Pannell Kerr Forster, a second-tier accountancy company, is making what it calls "proper disclosure" on Thursday next week, only a fews days after Ernst & Young publishes its long-promised results.

Both moves have come in the wake of KPMG's publication of such details as profits and partners' remuneration following last year's decision to incorporate its audit arm with the specific aim of giving partners greater protection against large law suits.

As partnerships, accountancy firms are not required to publish any financial information and the leading practices have until this year merely produced gross fee income figures every June.

Since KPMG's announcement, Stoy Hayward, another second-tier accountancy firm, and a law firm have produced figures.

But it is widely believed that it will become the norm in the years to come.

KPMG believes that this will be partly due to companies asking firms to follow his organisation's example and partly due to people within the firms seeing the commercial advantage in being more transparent.

Last month, KPMG published a report suggesting that 93 per cent of companies were in favour of the large accountancy firms disclosing their financial information, with 69 per cent saying that they wanted them to be audited in the same way as plcs.

An Ernst & Young spokeswoman explained that the firm's decision was part of "a general move towards greater openness".
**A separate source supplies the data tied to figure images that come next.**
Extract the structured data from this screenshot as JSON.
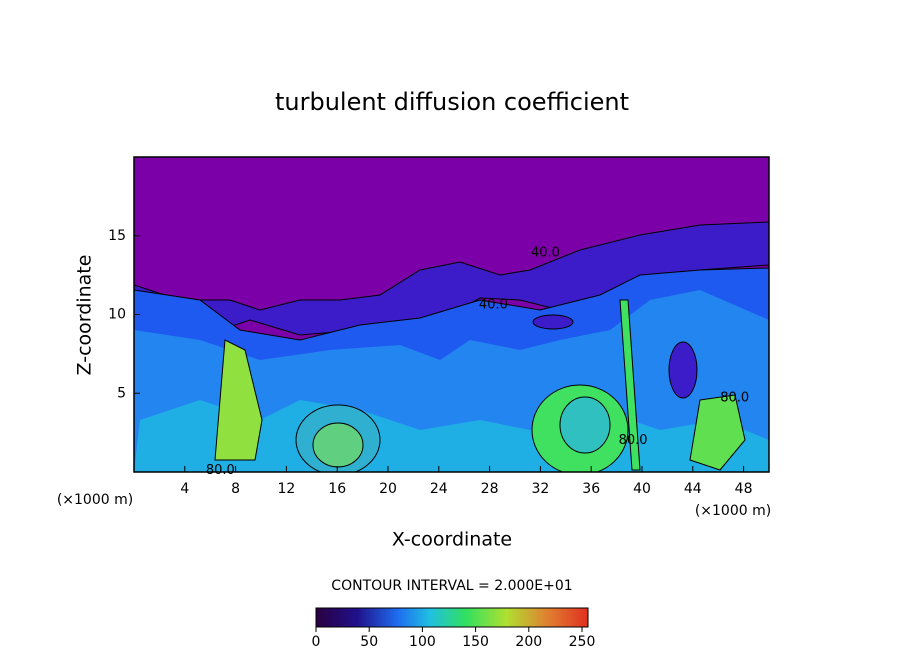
{
  "chart_data": {
    "type": "contour",
    "title": "turbulent diffusion coefficient",
    "xlabel": "X-coordinate",
    "ylabel": "Z-coordinate",
    "x_unit": "(×1000 m)",
    "xlim": [
      0,
      50
    ],
    "xticks": [
      4,
      8,
      12,
      16,
      20,
      24,
      28,
      32,
      36,
      40,
      44,
      48
    ],
    "ylim": [
      0,
      20
    ],
    "yticks": [
      5,
      10,
      15
    ],
    "contour_interval": "CONTOUR INTERVAL = 2.000E+01",
    "colorbar": {
      "lim": [
        0,
        250
      ],
      "ticks": [
        0,
        50,
        100,
        150,
        200,
        250
      ]
    },
    "contour_labels": [
      {
        "text": "80.0",
        "x": 6.8,
        "z": 0.1
      },
      {
        "text": "40.0",
        "x": 28.3,
        "z": 10.6
      },
      {
        "text": "40.0",
        "x": 32.4,
        "z": 13.9
      },
      {
        "text": "80.0",
        "x": 47.3,
        "z": 4.7
      },
      {
        "text": "80.0",
        "x": 39.3,
        "z": 2.0
      }
    ]
  }
}
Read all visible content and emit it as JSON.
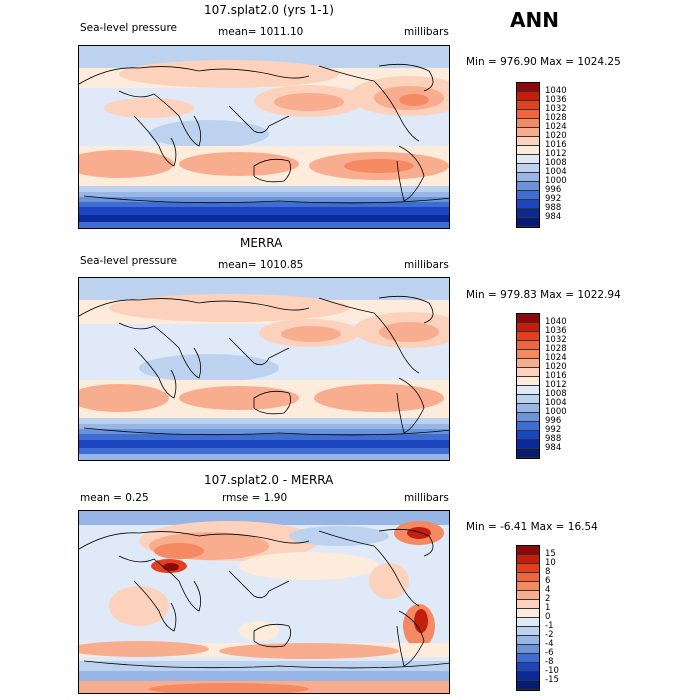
{
  "season": "ANN",
  "panels": [
    {
      "title": "107.splat2.0 (yrs 1-1)",
      "left_label": "Sea-level pressure",
      "center_label": "mean= 1011.10",
      "right_label": "millibars",
      "minmax": "Min = 976.90 Max = 1024.25",
      "colorbar": [
        "1040",
        "1036",
        "1032",
        "1028",
        "1024",
        "1020",
        "1016",
        "1012",
        "1008",
        "1004",
        "1000",
        "996",
        "992",
        "988",
        "984"
      ],
      "colors": [
        "#8e0a0a",
        "#c41e0c",
        "#e2401f",
        "#f0643e",
        "#f58a62",
        "#f9ad8f",
        "#fcd2bd",
        "#fdebdc",
        "#dfe9f7",
        "#bcd2ef",
        "#97b6e6",
        "#6b93dc",
        "#3f6dd2",
        "#1b46c0",
        "#0a2a9c",
        "#061b75"
      ]
    },
    {
      "title": "MERRA",
      "left_label": "Sea-level pressure",
      "center_label": "mean= 1010.85",
      "right_label": "millibars",
      "minmax": "Min = 979.83 Max = 1022.94",
      "colorbar": [
        "1040",
        "1036",
        "1032",
        "1028",
        "1024",
        "1020",
        "1016",
        "1012",
        "1008",
        "1004",
        "1000",
        "996",
        "992",
        "988",
        "984"
      ],
      "colors": [
        "#8e0a0a",
        "#c41e0c",
        "#e2401f",
        "#f0643e",
        "#f58a62",
        "#f9ad8f",
        "#fcd2bd",
        "#fdebdc",
        "#dfe9f7",
        "#bcd2ef",
        "#97b6e6",
        "#6b93dc",
        "#3f6dd2",
        "#1b46c0",
        "#0a2a9c",
        "#061b75"
      ]
    },
    {
      "title": "107.splat2.0 - MERRA",
      "left_label": "mean = 0.25",
      "center_label": "rmse = 1.90",
      "right_label": "millibars",
      "minmax": "Min = -6.41 Max = 16.54",
      "colorbar": [
        "15",
        "10",
        "8",
        "6",
        "4",
        "2",
        "1",
        "0",
        "-1",
        "-2",
        "-4",
        "-6",
        "-8",
        "-10",
        "-15"
      ],
      "colors": [
        "#8e0a0a",
        "#c41e0c",
        "#e2401f",
        "#f0643e",
        "#f58a62",
        "#f9ad8f",
        "#fcd2bd",
        "#fdebdc",
        "#dfe9f7",
        "#bcd2ef",
        "#97b6e6",
        "#6b93dc",
        "#3f6dd2",
        "#1b46c0",
        "#0a2a9c",
        "#061b75"
      ]
    }
  ]
}
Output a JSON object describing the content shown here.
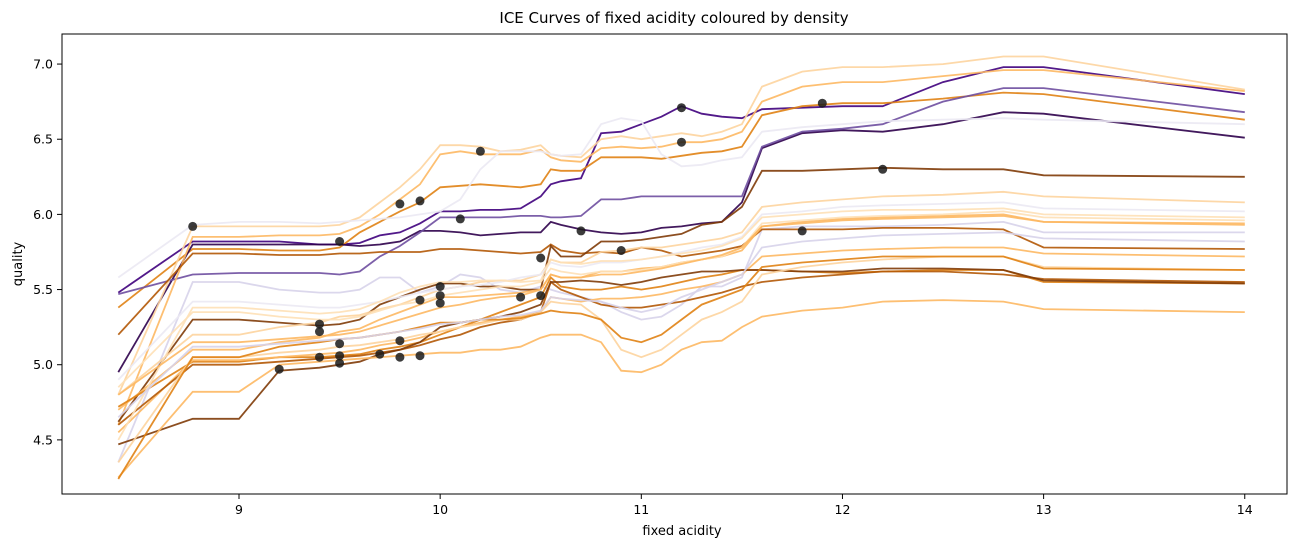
{
  "chart_data": {
    "type": "line",
    "title": "ICE Curves of fixed acidity coloured by density",
    "xlabel": "fixed acidity",
    "ylabel": "quality",
    "xlim": [
      8.12,
      14.21
    ],
    "ylim": [
      4.14,
      7.2
    ],
    "xticks": [
      "9",
      "10",
      "11",
      "12",
      "13",
      "14"
    ],
    "yticks": [
      "4.5",
      "5.0",
      "5.5",
      "6.0",
      "6.5",
      "7.0"
    ],
    "grid": false,
    "legend": "none",
    "x": [
      8.4,
      8.77,
      9.0,
      9.2,
      9.4,
      9.5,
      9.6,
      9.7,
      9.8,
      9.9,
      10.0,
      10.1,
      10.2,
      10.3,
      10.4,
      10.5,
      10.55,
      10.6,
      10.7,
      10.8,
      10.9,
      11.0,
      11.1,
      11.2,
      11.3,
      11.4,
      11.5,
      11.6,
      11.8,
      12.0,
      12.2,
      12.5,
      12.8,
      13.0,
      14.0
    ],
    "series": [
      {
        "color": "#d7d3ea",
        "values": [
          4.35,
          5.55,
          5.55,
          5.5,
          5.48,
          5.48,
          5.5,
          5.58,
          5.58,
          5.48,
          5.52,
          5.6,
          5.58,
          5.5,
          5.48,
          5.52,
          5.5,
          5.48,
          5.45,
          5.42,
          5.35,
          5.3,
          5.32,
          5.4,
          5.52,
          5.52,
          5.58,
          5.9,
          5.92,
          5.92,
          5.92,
          5.93,
          5.95,
          5.88,
          5.88
        ]
      },
      {
        "color": "#3f007d",
        "values": [
          5.48,
          5.82,
          5.82,
          5.82,
          5.8,
          5.8,
          5.81,
          5.86,
          5.88,
          5.94,
          6.02,
          6.02,
          6.03,
          6.03,
          6.04,
          6.12,
          6.2,
          6.22,
          6.24,
          6.54,
          6.55,
          6.6,
          6.65,
          6.72,
          6.67,
          6.65,
          6.64,
          6.7,
          6.71,
          6.72,
          6.72,
          6.88,
          6.98,
          6.98,
          6.8
        ]
      },
      {
        "color": "#e08214",
        "values": [
          5.38,
          5.77,
          5.77,
          5.76,
          5.76,
          5.78,
          5.88,
          5.95,
          6.02,
          6.08,
          6.18,
          6.19,
          6.2,
          6.19,
          6.18,
          6.2,
          6.3,
          6.29,
          6.29,
          6.38,
          6.38,
          6.38,
          6.37,
          6.39,
          6.41,
          6.42,
          6.45,
          6.66,
          6.72,
          6.74,
          6.74,
          6.77,
          6.81,
          6.8,
          6.63
        ]
      },
      {
        "color": "#2d004b",
        "values": [
          4.95,
          5.8,
          5.8,
          5.8,
          5.8,
          5.8,
          5.79,
          5.8,
          5.82,
          5.89,
          5.89,
          5.88,
          5.86,
          5.87,
          5.88,
          5.88,
          5.95,
          5.93,
          5.9,
          5.88,
          5.87,
          5.88,
          5.91,
          5.92,
          5.94,
          5.95,
          6.08,
          6.44,
          6.54,
          6.56,
          6.55,
          6.6,
          6.68,
          6.67,
          6.51
        ]
      },
      {
        "color": "#6e4ea0",
        "values": [
          5.47,
          5.6,
          5.61,
          5.61,
          5.61,
          5.6,
          5.62,
          5.72,
          5.79,
          5.88,
          5.98,
          5.98,
          5.98,
          5.98,
          5.99,
          5.99,
          5.98,
          5.98,
          5.99,
          6.1,
          6.1,
          6.12,
          6.12,
          6.12,
          6.12,
          6.12,
          6.12,
          6.45,
          6.55,
          6.57,
          6.6,
          6.75,
          6.84,
          6.84,
          6.68
        ]
      },
      {
        "color": "#fdd49e",
        "values": [
          4.8,
          5.92,
          5.92,
          5.92,
          5.92,
          5.93,
          5.98,
          6.08,
          6.18,
          6.3,
          6.46,
          6.46,
          6.45,
          6.42,
          6.43,
          6.46,
          6.4,
          6.39,
          6.38,
          6.5,
          6.52,
          6.5,
          6.52,
          6.54,
          6.52,
          6.55,
          6.6,
          6.85,
          6.95,
          6.98,
          6.98,
          7.0,
          7.05,
          7.05,
          6.83
        ]
      },
      {
        "color": "#fdb863",
        "values": [
          4.6,
          5.85,
          5.85,
          5.86,
          5.86,
          5.87,
          5.92,
          6.0,
          6.1,
          6.2,
          6.4,
          6.42,
          6.4,
          6.4,
          6.4,
          6.43,
          6.38,
          6.36,
          6.35,
          6.44,
          6.45,
          6.44,
          6.45,
          6.48,
          6.48,
          6.5,
          6.55,
          6.75,
          6.85,
          6.88,
          6.88,
          6.92,
          6.96,
          6.96,
          6.82
        ]
      },
      {
        "color": "#ebe9f3",
        "values": [
          5.58,
          5.93,
          5.95,
          5.95,
          5.94,
          5.95,
          5.96,
          5.97,
          5.98,
          6.0,
          6.02,
          6.1,
          6.3,
          6.42,
          6.42,
          6.42,
          6.4,
          6.39,
          6.4,
          6.6,
          6.64,
          6.62,
          6.4,
          6.32,
          6.33,
          6.36,
          6.38,
          6.55,
          6.58,
          6.6,
          6.62,
          6.63,
          6.64,
          6.63,
          6.6
        ]
      },
      {
        "color": "#b35806",
        "values": [
          5.2,
          5.74,
          5.74,
          5.73,
          5.73,
          5.74,
          5.74,
          5.75,
          5.75,
          5.75,
          5.77,
          5.77,
          5.76,
          5.75,
          5.74,
          5.75,
          5.8,
          5.76,
          5.74,
          5.75,
          5.74,
          5.78,
          5.76,
          5.72,
          5.74,
          5.76,
          5.79,
          5.9,
          5.9,
          5.9,
          5.91,
          5.91,
          5.9,
          5.78,
          5.77
        ]
      },
      {
        "color": "#7f3b08",
        "values": [
          4.62,
          5.3,
          5.3,
          5.28,
          5.26,
          5.27,
          5.3,
          5.4,
          5.45,
          5.5,
          5.54,
          5.54,
          5.52,
          5.52,
          5.5,
          5.5,
          5.79,
          5.72,
          5.72,
          5.82,
          5.82,
          5.83,
          5.85,
          5.87,
          5.93,
          5.95,
          6.05,
          6.29,
          6.29,
          6.3,
          6.31,
          6.3,
          6.3,
          6.26,
          6.25
        ]
      },
      {
        "color": "#fdd49e",
        "values": [
          4.8,
          5.2,
          5.2,
          5.25,
          5.28,
          5.32,
          5.33,
          5.37,
          5.4,
          5.45,
          5.5,
          5.52,
          5.55,
          5.56,
          5.56,
          5.6,
          5.7,
          5.68,
          5.68,
          5.75,
          5.76,
          5.78,
          5.78,
          5.8,
          5.82,
          5.84,
          5.88,
          6.05,
          6.08,
          6.1,
          6.12,
          6.13,
          6.15,
          6.12,
          6.08
        ]
      },
      {
        "color": "#fdb863",
        "values": [
          4.7,
          5.1,
          5.1,
          5.15,
          5.18,
          5.22,
          5.24,
          5.3,
          5.35,
          5.4,
          5.45,
          5.45,
          5.46,
          5.47,
          5.48,
          5.5,
          5.6,
          5.58,
          5.58,
          5.62,
          5.62,
          5.64,
          5.65,
          5.68,
          5.7,
          5.72,
          5.76,
          5.92,
          5.95,
          5.97,
          5.98,
          5.99,
          6.0,
          5.95,
          5.93
        ]
      },
      {
        "color": "#e08214",
        "values": [
          4.72,
          5.02,
          5.02,
          5.05,
          5.05,
          5.06,
          5.07,
          5.1,
          5.12,
          5.15,
          5.2,
          5.25,
          5.3,
          5.35,
          5.4,
          5.45,
          5.58,
          5.52,
          5.5,
          5.5,
          5.52,
          5.5,
          5.52,
          5.55,
          5.58,
          5.6,
          5.63,
          5.63,
          5.62,
          5.61,
          5.62,
          5.63,
          5.63,
          5.55,
          5.54
        ]
      },
      {
        "color": "#ebe9f3",
        "values": [
          4.9,
          5.42,
          5.42,
          5.4,
          5.38,
          5.38,
          5.4,
          5.42,
          5.45,
          5.48,
          5.5,
          5.52,
          5.53,
          5.55,
          5.58,
          5.6,
          5.68,
          5.66,
          5.65,
          5.68,
          5.68,
          5.7,
          5.72,
          5.75,
          5.78,
          5.8,
          5.85,
          6.0,
          6.02,
          6.05,
          6.06,
          6.07,
          6.08,
          6.04,
          6.02
        ]
      },
      {
        "color": "#fee0b6",
        "values": [
          4.85,
          5.35,
          5.35,
          5.32,
          5.3,
          5.3,
          5.32,
          5.36,
          5.4,
          5.42,
          5.46,
          5.48,
          5.5,
          5.52,
          5.52,
          5.55,
          5.64,
          5.62,
          5.6,
          5.62,
          5.62,
          5.63,
          5.65,
          5.68,
          5.7,
          5.72,
          5.78,
          5.94,
          5.96,
          5.98,
          5.99,
          6.0,
          6.02,
          5.98,
          5.96
        ]
      },
      {
        "color": "#fdb863",
        "values": [
          4.55,
          5.03,
          5.03,
          5.05,
          5.07,
          5.08,
          5.1,
          5.13,
          5.15,
          5.18,
          5.22,
          5.25,
          5.28,
          5.3,
          5.32,
          5.35,
          5.45,
          5.44,
          5.42,
          5.44,
          5.44,
          5.45,
          5.47,
          5.5,
          5.52,
          5.55,
          5.6,
          5.72,
          5.74,
          5.76,
          5.77,
          5.78,
          5.78,
          5.74,
          5.72
        ]
      },
      {
        "color": "#b35806",
        "values": [
          4.6,
          5.0,
          5.0,
          5.02,
          5.04,
          5.05,
          5.06,
          5.08,
          5.1,
          5.13,
          5.17,
          5.2,
          5.25,
          5.28,
          5.3,
          5.35,
          5.55,
          5.5,
          5.45,
          5.4,
          5.38,
          5.38,
          5.4,
          5.42,
          5.45,
          5.48,
          5.52,
          5.55,
          5.58,
          5.6,
          5.62,
          5.62,
          5.6,
          5.57,
          5.55
        ]
      },
      {
        "color": "#7f3b08",
        "values": [
          4.47,
          4.64,
          4.64,
          4.96,
          4.98,
          5.0,
          5.02,
          5.07,
          5.1,
          5.15,
          5.25,
          5.28,
          5.3,
          5.32,
          5.35,
          5.4,
          5.55,
          5.55,
          5.56,
          5.55,
          5.53,
          5.55,
          5.58,
          5.6,
          5.62,
          5.62,
          5.63,
          5.63,
          5.62,
          5.62,
          5.64,
          5.64,
          5.63,
          5.56,
          5.54
        ]
      },
      {
        "color": "#fdb863",
        "values": [
          4.25,
          4.82,
          4.82,
          5.0,
          5.02,
          5.03,
          5.04,
          5.05,
          5.06,
          5.07,
          5.08,
          5.08,
          5.1,
          5.1,
          5.12,
          5.18,
          5.2,
          5.2,
          5.2,
          5.15,
          4.96,
          4.95,
          5.0,
          5.1,
          5.15,
          5.16,
          5.25,
          5.32,
          5.36,
          5.38,
          5.42,
          5.43,
          5.42,
          5.37,
          5.35
        ]
      },
      {
        "color": "#fdd49e",
        "values": [
          4.35,
          5.05,
          5.05,
          5.08,
          5.1,
          5.12,
          5.13,
          5.15,
          5.17,
          5.2,
          5.22,
          5.25,
          5.27,
          5.3,
          5.3,
          5.35,
          5.42,
          5.41,
          5.4,
          5.3,
          5.1,
          5.05,
          5.1,
          5.2,
          5.3,
          5.35,
          5.42,
          5.6,
          5.65,
          5.68,
          5.7,
          5.72,
          5.72,
          5.65,
          5.63
        ]
      },
      {
        "color": "#e08214",
        "values": [
          4.24,
          5.05,
          5.05,
          5.12,
          5.15,
          5.17,
          5.18,
          5.2,
          5.22,
          5.25,
          5.28,
          5.28,
          5.3,
          5.3,
          5.31,
          5.34,
          5.36,
          5.35,
          5.34,
          5.3,
          5.18,
          5.15,
          5.2,
          5.3,
          5.4,
          5.45,
          5.5,
          5.65,
          5.68,
          5.7,
          5.72,
          5.72,
          5.72,
          5.64,
          5.63
        ]
      },
      {
        "color": "#fee0b6",
        "values": [
          4.5,
          5.38,
          5.38,
          5.36,
          5.34,
          5.35,
          5.37,
          5.42,
          5.48,
          5.52,
          5.55,
          5.55,
          5.56,
          5.56,
          5.55,
          5.56,
          5.7,
          5.68,
          5.67,
          5.69,
          5.69,
          5.7,
          5.72,
          5.74,
          5.76,
          5.79,
          5.84,
          5.98,
          6.0,
          6.02,
          6.03,
          6.03,
          6.04,
          6.0,
          5.98
        ]
      },
      {
        "color": "#d7d3ea",
        "values": [
          4.65,
          5.12,
          5.12,
          5.14,
          5.16,
          5.17,
          5.18,
          5.2,
          5.22,
          5.24,
          5.27,
          5.28,
          5.3,
          5.32,
          5.33,
          5.36,
          5.45,
          5.44,
          5.43,
          5.42,
          5.38,
          5.35,
          5.38,
          5.45,
          5.5,
          5.55,
          5.6,
          5.78,
          5.82,
          5.84,
          5.86,
          5.87,
          5.88,
          5.84,
          5.82
        ]
      },
      {
        "color": "#fdb863",
        "values": [
          4.8,
          5.15,
          5.15,
          5.17,
          5.19,
          5.2,
          5.22,
          5.26,
          5.3,
          5.34,
          5.38,
          5.4,
          5.43,
          5.45,
          5.46,
          5.5,
          5.6,
          5.58,
          5.58,
          5.6,
          5.6,
          5.62,
          5.64,
          5.67,
          5.7,
          5.73,
          5.78,
          5.92,
          5.94,
          5.96,
          5.97,
          5.98,
          5.99,
          5.95,
          5.94
        ]
      }
    ],
    "points": [
      {
        "x": 8.77,
        "y": 5.92
      },
      {
        "x": 9.2,
        "y": 4.97
      },
      {
        "x": 9.4,
        "y": 5.27
      },
      {
        "x": 9.4,
        "y": 5.22
      },
      {
        "x": 9.4,
        "y": 5.05
      },
      {
        "x": 9.5,
        "y": 5.82
      },
      {
        "x": 9.5,
        "y": 5.14
      },
      {
        "x": 9.5,
        "y": 5.06
      },
      {
        "x": 9.5,
        "y": 5.01
      },
      {
        "x": 9.7,
        "y": 5.07
      },
      {
        "x": 9.8,
        "y": 6.07
      },
      {
        "x": 9.8,
        "y": 5.16
      },
      {
        "x": 9.8,
        "y": 5.05
      },
      {
        "x": 9.9,
        "y": 6.09
      },
      {
        "x": 9.9,
        "y": 5.43
      },
      {
        "x": 9.9,
        "y": 5.06
      },
      {
        "x": 10.0,
        "y": 5.52
      },
      {
        "x": 10.0,
        "y": 5.46
      },
      {
        "x": 10.0,
        "y": 5.41
      },
      {
        "x": 10.1,
        "y": 5.97
      },
      {
        "x": 10.2,
        "y": 6.42
      },
      {
        "x": 10.4,
        "y": 5.45
      },
      {
        "x": 10.5,
        "y": 5.71
      },
      {
        "x": 10.5,
        "y": 5.46
      },
      {
        "x": 10.7,
        "y": 5.89
      },
      {
        "x": 10.9,
        "y": 5.76
      },
      {
        "x": 11.2,
        "y": 6.71
      },
      {
        "x": 11.2,
        "y": 6.48
      },
      {
        "x": 11.8,
        "y": 5.89
      },
      {
        "x": 11.9,
        "y": 6.74
      },
      {
        "x": 12.2,
        "y": 6.3
      }
    ],
    "point_color": "#1a1a1a"
  }
}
But observers are seeing it as part of an effort to win support for the firm's likely decision to try to reduce its exposure to large negligence claims by taking advantage of the limited liability partnership legislation that it and fellow big six firm Price Waterhouse helped to develop.

Price Waterhouse - in common with other leading firms - has not yet made a commitment on disclosure and is believed to be awaiting details of the Jersey law's requirements.

All the firms are continuing to lobby Government ministers for a change in the law to prevent them and other professionals from being held fully liable for any loss even if they are only partly responsible.